July 21st, 2014

Probiotics May Help Reduce Blood Pressure

As interest in probiotics has grown in recent years, some evidence has emerged that probiotics may favorably reduce blood pressure, but trials have been small and inconsistent. Now a meta-analysis published in Hypertension suggests that the blood-pressure lowering effects of probiotics may be genuine.

Saman Khalesi and colleagues analyzed data from nine parallel, randomized, controlled trials including 543 participants. Overall, the probiotic arms had a 3.56-mm Hg reduction in systolic blood pressure and a 2.38-mm Hg reduction in diastolic BP, relative to controls. A larger reduction in blood pressure was observed in trials in which baseline blood pressure was at least 130/85 mm Hg, when treatment lasted at least 8 weeks, and when the daily dose of probiotics contained a larger number of colony-forming units.

The authors note that although the treatment effect was “modest … even a small reduction of BP may have important public health benefits and cardiovascular consequences.” They conclude that their findings “suggest that probiotics may be used as a potential supplement for future interventions to prevent hypertension or improve BP control.”

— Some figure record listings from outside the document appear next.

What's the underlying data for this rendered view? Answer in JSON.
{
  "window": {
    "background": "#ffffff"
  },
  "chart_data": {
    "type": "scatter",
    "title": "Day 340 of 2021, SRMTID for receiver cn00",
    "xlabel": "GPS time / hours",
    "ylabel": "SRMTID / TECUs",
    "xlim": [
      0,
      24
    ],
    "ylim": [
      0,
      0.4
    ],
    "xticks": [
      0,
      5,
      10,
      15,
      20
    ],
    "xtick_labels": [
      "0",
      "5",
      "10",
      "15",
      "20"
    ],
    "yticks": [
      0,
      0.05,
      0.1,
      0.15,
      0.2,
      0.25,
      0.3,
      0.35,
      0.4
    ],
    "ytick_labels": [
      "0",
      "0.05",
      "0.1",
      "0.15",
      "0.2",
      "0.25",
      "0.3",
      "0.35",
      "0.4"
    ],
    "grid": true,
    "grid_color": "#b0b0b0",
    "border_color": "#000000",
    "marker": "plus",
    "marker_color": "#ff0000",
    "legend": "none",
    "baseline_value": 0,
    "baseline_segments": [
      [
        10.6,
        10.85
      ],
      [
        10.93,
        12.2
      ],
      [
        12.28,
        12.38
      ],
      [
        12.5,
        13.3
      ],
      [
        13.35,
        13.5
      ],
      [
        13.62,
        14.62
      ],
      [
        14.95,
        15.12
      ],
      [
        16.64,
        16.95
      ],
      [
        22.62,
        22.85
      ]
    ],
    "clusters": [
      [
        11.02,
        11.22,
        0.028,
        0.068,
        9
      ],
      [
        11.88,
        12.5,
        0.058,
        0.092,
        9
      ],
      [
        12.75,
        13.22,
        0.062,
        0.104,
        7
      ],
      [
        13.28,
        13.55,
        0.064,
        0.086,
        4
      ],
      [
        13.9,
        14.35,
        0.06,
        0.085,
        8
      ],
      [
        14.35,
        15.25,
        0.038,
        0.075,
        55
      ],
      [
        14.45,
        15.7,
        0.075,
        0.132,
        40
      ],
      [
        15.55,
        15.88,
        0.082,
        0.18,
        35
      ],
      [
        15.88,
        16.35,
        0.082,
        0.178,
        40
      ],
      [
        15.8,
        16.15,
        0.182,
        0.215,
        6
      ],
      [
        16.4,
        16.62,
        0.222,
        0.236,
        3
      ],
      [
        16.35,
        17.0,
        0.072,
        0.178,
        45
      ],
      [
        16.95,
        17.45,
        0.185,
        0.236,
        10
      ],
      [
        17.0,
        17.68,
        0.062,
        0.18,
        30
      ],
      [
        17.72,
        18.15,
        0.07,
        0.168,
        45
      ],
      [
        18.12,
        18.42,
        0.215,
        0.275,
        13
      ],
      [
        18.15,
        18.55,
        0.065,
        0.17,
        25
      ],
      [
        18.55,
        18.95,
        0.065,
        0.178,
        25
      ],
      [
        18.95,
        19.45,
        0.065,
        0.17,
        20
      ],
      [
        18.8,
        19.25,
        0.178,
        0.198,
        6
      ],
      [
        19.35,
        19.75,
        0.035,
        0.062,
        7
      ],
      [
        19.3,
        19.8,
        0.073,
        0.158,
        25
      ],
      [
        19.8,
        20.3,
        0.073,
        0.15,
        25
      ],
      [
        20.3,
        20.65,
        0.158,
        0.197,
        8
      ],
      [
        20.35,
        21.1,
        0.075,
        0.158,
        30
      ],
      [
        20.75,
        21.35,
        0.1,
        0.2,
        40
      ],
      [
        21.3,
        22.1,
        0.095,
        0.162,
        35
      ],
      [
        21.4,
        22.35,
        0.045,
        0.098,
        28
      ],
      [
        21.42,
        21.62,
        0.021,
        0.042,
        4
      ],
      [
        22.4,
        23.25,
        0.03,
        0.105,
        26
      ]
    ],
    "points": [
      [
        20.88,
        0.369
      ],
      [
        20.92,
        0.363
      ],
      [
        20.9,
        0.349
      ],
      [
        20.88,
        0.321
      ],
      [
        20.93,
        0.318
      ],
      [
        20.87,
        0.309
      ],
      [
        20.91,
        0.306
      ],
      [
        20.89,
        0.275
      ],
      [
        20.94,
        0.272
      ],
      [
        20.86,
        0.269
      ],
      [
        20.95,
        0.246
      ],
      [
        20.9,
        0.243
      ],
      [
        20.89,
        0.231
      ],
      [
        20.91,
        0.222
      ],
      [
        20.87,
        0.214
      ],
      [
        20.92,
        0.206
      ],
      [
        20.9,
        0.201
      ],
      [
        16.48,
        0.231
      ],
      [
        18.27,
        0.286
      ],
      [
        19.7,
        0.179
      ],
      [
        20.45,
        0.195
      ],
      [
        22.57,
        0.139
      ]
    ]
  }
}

“The small collection of studies we looked at suggest regular consumption of probiotics can be part of a healthy lifestyle to help reduce high blood pressure, as well as maintain healthy blood pressure levels,” said the lead author of the study, Jing Sun, in a press release. “This includes probiotics in yogurt, fermented and sour milk and cheese, and probiotic supplements.”


One Response to “Probiotics May Help Reduce Blood Pressure”

  1. Unqualified, releasing such information publicly may a disservice to patients. As with other OTC-dominated supplements, there is significant potential for poor treatment, under-treatment, and inappropriate treatment.
    1.”Probiotics” to the lay public collectively means what succeeds in catching their eye in an ad, and claims far exceed evidence. Anyone who has tried to compare products soon realizes the near impossibility of doing so due to insufficient package info and decay in number of living organisms in the preparations over time;
    2. Despite well done studies showing some benefit in several conditions, there is no single preparation that is a magic bullet for any, and individual variation in response is high;
    3. Many of the effects are highly species-specific, a matter which is generally neglected and uncontrolled in OTC preparations;
    4. There is no way to objectively/quantitatively monitor responses short of doing repeated stool analyses for normal flora, which itself has limitations;
    5. Although probiotics certainly can be a part of a healthy diet, and may help a bit, relying on them as serious “treatment” is akin to treating cholesterols of 300 mg/dL with oats. Patients have difficulty with quantitative relationships, and may not realize they need reductions in cholesterol of up to 100%, not 4-8%;
    6. In most yogurt, the probiotics blend nor yield is sufficient to replicate what is needed to reproduce the results of studies.
    7. For acute diarrhea, antibiotic-associated diarrhea, and childhood atopic allergies, evidence is best. Beyond this, it is “promising.”
    8. Probiotics are not innocuous, and data remains limited. Use in critically ill patients, those with suppressed immune systems, and pancreatitis is not advised. Usually gas, bloating, or diarrhea are encountered.
    9. The most recommended probiotic by gastroenterologists contains a single strain, which is not one-size-fits-all.

    Tongue-in-cheek post-script: My Dad, who was a physician, cultured his own yogurt life-long, and “infected” me with the habit, and I eat oats freely.